2. Candler, op. cit., XVII, 774–86. The only printed records of proceedings in the Commons House in this period are excerpts incorporated in the proceedings of the Upper House.
3. The account, now in the Library of Congress, was a certified copy extracted from the now lost Commons House journal; the copy omits the actions of the Upper House and the Governor that are printed in the records just cited, pp. 774–6, 784–6.
4. See the résumé of the account below, May 2. BF terminated his agency, we presume, as the result of some communication from Savannah that is now missing. Elliott, to judge by what he later wrote to the Commons House, acted as agent for two years: Candler, op. cit., XV, 602.
5. For Jones and the speakership see above, XX, 24–5 n and the references there, and for Wright’s view of BF Kammen, Rope of Sand, p. 181.
6. Different but not interchangeable terms for the same body; the first was used when the Assembly was not in session, the second when it was.
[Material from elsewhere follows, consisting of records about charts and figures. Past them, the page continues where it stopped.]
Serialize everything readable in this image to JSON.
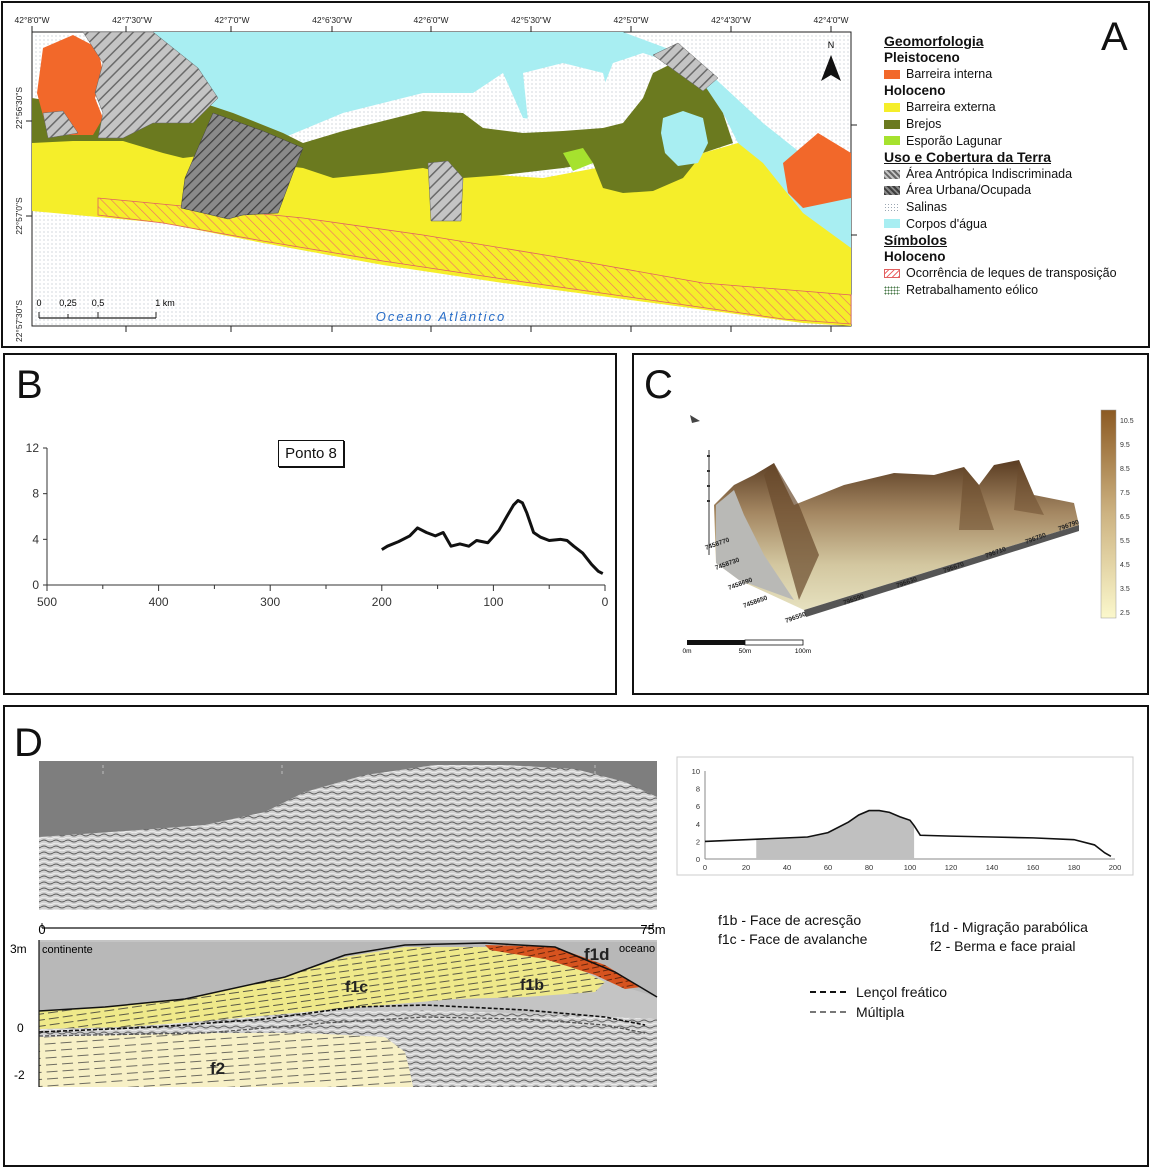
{
  "panel_a": {
    "letter": "A",
    "top_lon_labels": [
      "42°8'0\"W",
      "42°7'30\"W",
      "42°7'0\"W",
      "42°6'30\"W",
      "42°6'0\"W",
      "42°5'30\"W",
      "42°5'0\"W",
      "42°4'30\"W",
      "42°4'0\"W"
    ],
    "left_lat_labels": [
      "22°56'30\"S",
      "22°57'0\"S",
      "22°57'30\"S"
    ],
    "north_label": "N",
    "scale_labels": [
      "0",
      "0,25",
      "0,5",
      "1 km"
    ],
    "ocean_label": "Oceano Atlântico",
    "legend": {
      "title_geo": "Geomorfologia",
      "pleistoceno": "Pleistoceno",
      "barreira_interna": "Barreira interna",
      "holoceno": "Holoceno",
      "barreira_externa": "Barreira externa",
      "brejos": "Brejos",
      "esporao": "Esporão Lagunar",
      "title_uso": "Uso e Cobertura da Terra",
      "antropica": "Área Antrópica Indiscriminada",
      "urbana": "Área Urbana/Ocupada",
      "salinas": "Salinas",
      "corpos": "Corpos d'água",
      "title_simb": "Símbolos",
      "holoceno2": "Holoceno",
      "leques": "Ocorrência de leques de transposição",
      "eolico": "Retrabalhamento eólico"
    },
    "colors": {
      "barreira_interna": "#f2682a",
      "barreira_externa": "#f5ee2a",
      "brejos": "#6b7a1f",
      "esporao": "#a6e22e",
      "antropica": "#b8b8b8",
      "urbana": "#7a7a7a",
      "corpos": "#a8eef2"
    }
  },
  "panel_b": {
    "letter": "B",
    "label": "Ponto 8",
    "chart_data": {
      "type": "line",
      "x": [
        200,
        195,
        185,
        175,
        168,
        160,
        152,
        145,
        138,
        130,
        122,
        115,
        105,
        95,
        88,
        82,
        78,
        74,
        70,
        64,
        58,
        50,
        40,
        34,
        28,
        20,
        12,
        6,
        2
      ],
      "y": [
        3.1,
        3.4,
        3.8,
        4.3,
        5.0,
        4.6,
        4.3,
        4.6,
        3.4,
        3.6,
        3.4,
        3.9,
        3.7,
        4.8,
        6.0,
        7.0,
        7.4,
        7.2,
        6.3,
        4.6,
        4.2,
        3.9,
        4.0,
        3.9,
        3.4,
        2.8,
        1.8,
        1.2,
        1.0
      ],
      "xlim": [
        500,
        0
      ],
      "ylim": [
        0,
        12
      ],
      "xticks": [
        500,
        400,
        300,
        200,
        100,
        0
      ],
      "yticks": [
        0,
        4,
        8,
        12
      ]
    }
  },
  "panel_c": {
    "letter": "C",
    "colorbar_ticks": [
      "10.5",
      "9.5",
      "8.5",
      "7.5",
      "6.5",
      "5.5",
      "4.5",
      "3.5",
      "2.5"
    ],
    "scale_labels": [
      "0m",
      "50m",
      "100m"
    ],
    "y_axis_labels": [
      "7458770",
      "7458730",
      "7458690",
      "7458650"
    ],
    "x_axis_labels": [
      "796550",
      "796590",
      "796630",
      "796670",
      "796710",
      "796750",
      "796790"
    ]
  },
  "panel_d": {
    "letter": "D",
    "scale_start": "0",
    "scale_end": "75m",
    "depth_labels": [
      "3m",
      "0",
      "-2"
    ],
    "continente": "continente",
    "oceano": "oceano",
    "facies": {
      "f1c": "f1c",
      "f1b": "f1b",
      "f1d": "f1d",
      "f2": "f2"
    },
    "descriptions": {
      "f1b": "f1b - Face de acresção",
      "f1c": "f1c - Face de avalanche",
      "f1d": "f1d - Migração parabólica",
      "f2": "f2 - Berma e face praial"
    },
    "line_legend": {
      "lencol": "Lençol freático",
      "multipla": "Múltipla"
    },
    "chart_data": {
      "type": "area",
      "x": [
        0,
        10,
        20,
        30,
        40,
        50,
        60,
        70,
        75,
        80,
        85,
        90,
        95,
        100,
        102,
        105,
        120,
        140,
        160,
        180,
        190,
        195,
        198
      ],
      "y": [
        2.0,
        2.1,
        2.2,
        2.3,
        2.4,
        2.5,
        3.0,
        4.2,
        5.0,
        5.5,
        5.5,
        5.3,
        4.8,
        4.4,
        3.8,
        2.7,
        2.6,
        2.5,
        2.4,
        2.2,
        1.6,
        0.7,
        0.3
      ],
      "xlim": [
        0,
        200
      ],
      "ylim": [
        0,
        10
      ],
      "xticks": [
        0,
        20,
        40,
        60,
        80,
        100,
        120,
        140,
        160,
        180,
        200
      ],
      "yticks": [
        0,
        2,
        4,
        6,
        8,
        10
      ],
      "shaded_range": [
        25,
        102
      ]
    }
  }
}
7. The copies of the minutes, and of the resolutions of the Commons House mentioned in later paragraphs, were not separate documents but parts of the long MS extract, referred to above, from the journal of the lower house.
8. And unless the governor concurs. This was the orthodox position; the claim of the lower house to appoint an agent for the colony was, in Georgia as in Massachusetts, constitutional heresy. See above, XVIII, 10.
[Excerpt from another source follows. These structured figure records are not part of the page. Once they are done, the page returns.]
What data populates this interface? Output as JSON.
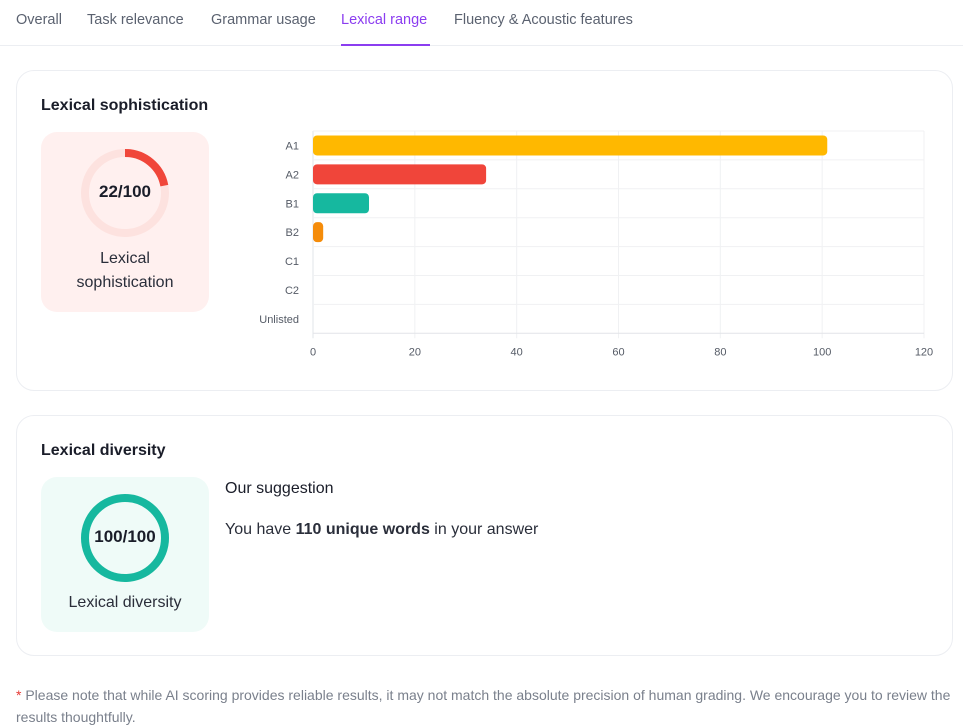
{
  "tabs": [
    {
      "label": "Overall"
    },
    {
      "label": "Task relevance"
    },
    {
      "label": "Grammar usage"
    },
    {
      "label": "Lexical range",
      "active": true
    },
    {
      "label": "Fluency & Acoustic features"
    }
  ],
  "sophistication": {
    "title": "Lexical sophistication",
    "score": "22/100",
    "score_value": 22,
    "label": "Lexical sophistication",
    "color": "#f0463a"
  },
  "chart_data": {
    "type": "bar",
    "orientation": "horizontal",
    "categories": [
      "A1",
      "A2",
      "B1",
      "B2",
      "C1",
      "C2",
      "Unlisted"
    ],
    "values": [
      101,
      34,
      11,
      2,
      0,
      0,
      0
    ],
    "colors": [
      "#ffb800",
      "#f0453a",
      "#16b89f",
      "#f58c0a",
      "#cccccc",
      "#cccccc",
      "#cccccc"
    ],
    "xlim": [
      0,
      120
    ],
    "xticks": [
      "0",
      "20",
      "40",
      "60",
      "80",
      "100",
      "120"
    ],
    "grid": true,
    "title": "",
    "xlabel": "",
    "ylabel": ""
  },
  "diversity": {
    "title": "Lexical diversity",
    "score": "100/100",
    "score_value": 100,
    "label": "Lexical diversity",
    "color": "#16b89f",
    "suggestion_title": "Our suggestion",
    "text_pre": "You have ",
    "text_bold": "110 unique words",
    "text_post": " in your answer"
  },
  "note": {
    "star": "*",
    "text": " Please note that while AI scoring provides reliable results, it may not match the absolute precision of human grading. We encourage you to review the results thoughtfully."
  }
}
9. Gov. Wright had been working for years to obtain cessions of land from the Upper and Lower Creeks and the Cherokees, and had succeeded the previous June in acquiring more than two million acres; the tortuous negotiations had left the Creeks resentful of both the Cherokees and the whites. In December, 1773, violence broke out on the frontier, and by the time this letter was written Lower Creeks had killed a number of settlers and repulsed a posse of militiamen. A general war seemed imminent. It was avoided, however, and peace of a sort was restored the following October. John R. Alden, John Stuart and the Southern Colonial Frontier … (Ann Arbor, Mich., 1944), pp. 294–313.
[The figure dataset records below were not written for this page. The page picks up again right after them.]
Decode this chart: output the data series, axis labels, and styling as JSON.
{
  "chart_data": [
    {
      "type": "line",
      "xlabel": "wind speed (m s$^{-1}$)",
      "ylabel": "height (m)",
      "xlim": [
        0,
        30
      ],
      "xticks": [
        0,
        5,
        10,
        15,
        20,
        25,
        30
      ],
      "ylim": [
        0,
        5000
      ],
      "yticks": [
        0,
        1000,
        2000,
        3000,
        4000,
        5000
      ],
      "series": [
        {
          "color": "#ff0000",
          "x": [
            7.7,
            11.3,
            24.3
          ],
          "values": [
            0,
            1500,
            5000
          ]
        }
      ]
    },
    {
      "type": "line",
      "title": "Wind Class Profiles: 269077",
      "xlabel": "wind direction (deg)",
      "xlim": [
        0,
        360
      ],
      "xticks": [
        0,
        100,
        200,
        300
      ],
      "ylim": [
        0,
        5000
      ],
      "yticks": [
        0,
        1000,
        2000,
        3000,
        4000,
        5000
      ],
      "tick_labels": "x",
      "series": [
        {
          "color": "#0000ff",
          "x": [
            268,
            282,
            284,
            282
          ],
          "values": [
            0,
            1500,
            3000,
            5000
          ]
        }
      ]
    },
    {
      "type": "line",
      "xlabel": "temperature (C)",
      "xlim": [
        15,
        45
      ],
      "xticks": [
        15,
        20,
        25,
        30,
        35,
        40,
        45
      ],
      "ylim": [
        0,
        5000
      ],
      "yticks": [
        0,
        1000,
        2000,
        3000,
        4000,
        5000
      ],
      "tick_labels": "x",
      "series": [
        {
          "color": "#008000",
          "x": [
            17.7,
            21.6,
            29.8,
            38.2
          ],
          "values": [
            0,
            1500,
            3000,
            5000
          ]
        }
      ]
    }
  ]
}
1. The petitions from the upper and lower houses to the crown, begging for protection, are printed in Candler, op. cit., respectively XVII, 769–70, and XV, 542–3. The copy of the latter that the committee enclosed is among BF’s papers in the Library of Congress.
2. For William Young see above, XVII, 80 n; Noble Wimberly Jones needs no introduction. Joseph Clay (1741–1804), an immigrant from England and James Habersham’s nephew, was a young merchant and planter prominent in the patriot cause. DAB. Samuel Farley, a lawyer, had recently been elected to the Assembly from Savannah; he too later became a prominent patriot. Lucian L. Knight, comp., Georgia’s Roster of the Revolution … (Atlanta, Ga., 1920), p. 414; Candler, op. cit., XV, 503. Both Thomas Shruder, who was for a time deputy surveyor of the province, and Thomas Netherclift, a merchant and recent immigrant, represented Augusta and St. Paul’s Parish; and both had an enormous appetite for land. Ibid., X, 164, 587, 765, 789, 863; XI, 58, 84, 101, 139, 194, 226, 261–2, 268, 303, 382, 419; XV, 336; Ga. Hist. Soc. Coll., VI (1904),
91. David Zubly represented Acton in the Commons House and later the provincial congress. He was the son of the Rev. John Joachim Zubly (above, XVIII, 54 n, 170–2), one of the wealthiest clergymen in Georgia and a friend of Ezra Stiles. David strongly supported his father in opposing British policies, but both stopped short of separation from the mother country and became Loyalists; they were banished from Georgia in 1777 and returned when the British occupied Savannah. The father died there in 1781; the next year the son fled to East Florida and then the Bahamas, where he died in 1792. From the MS biography, used with the author’s kind permission, in vol. II of James McLachlan and Richard A. Harrison, Princetonians …: a Biographical Dictionary (I vol. to date; Princeton, 1976—).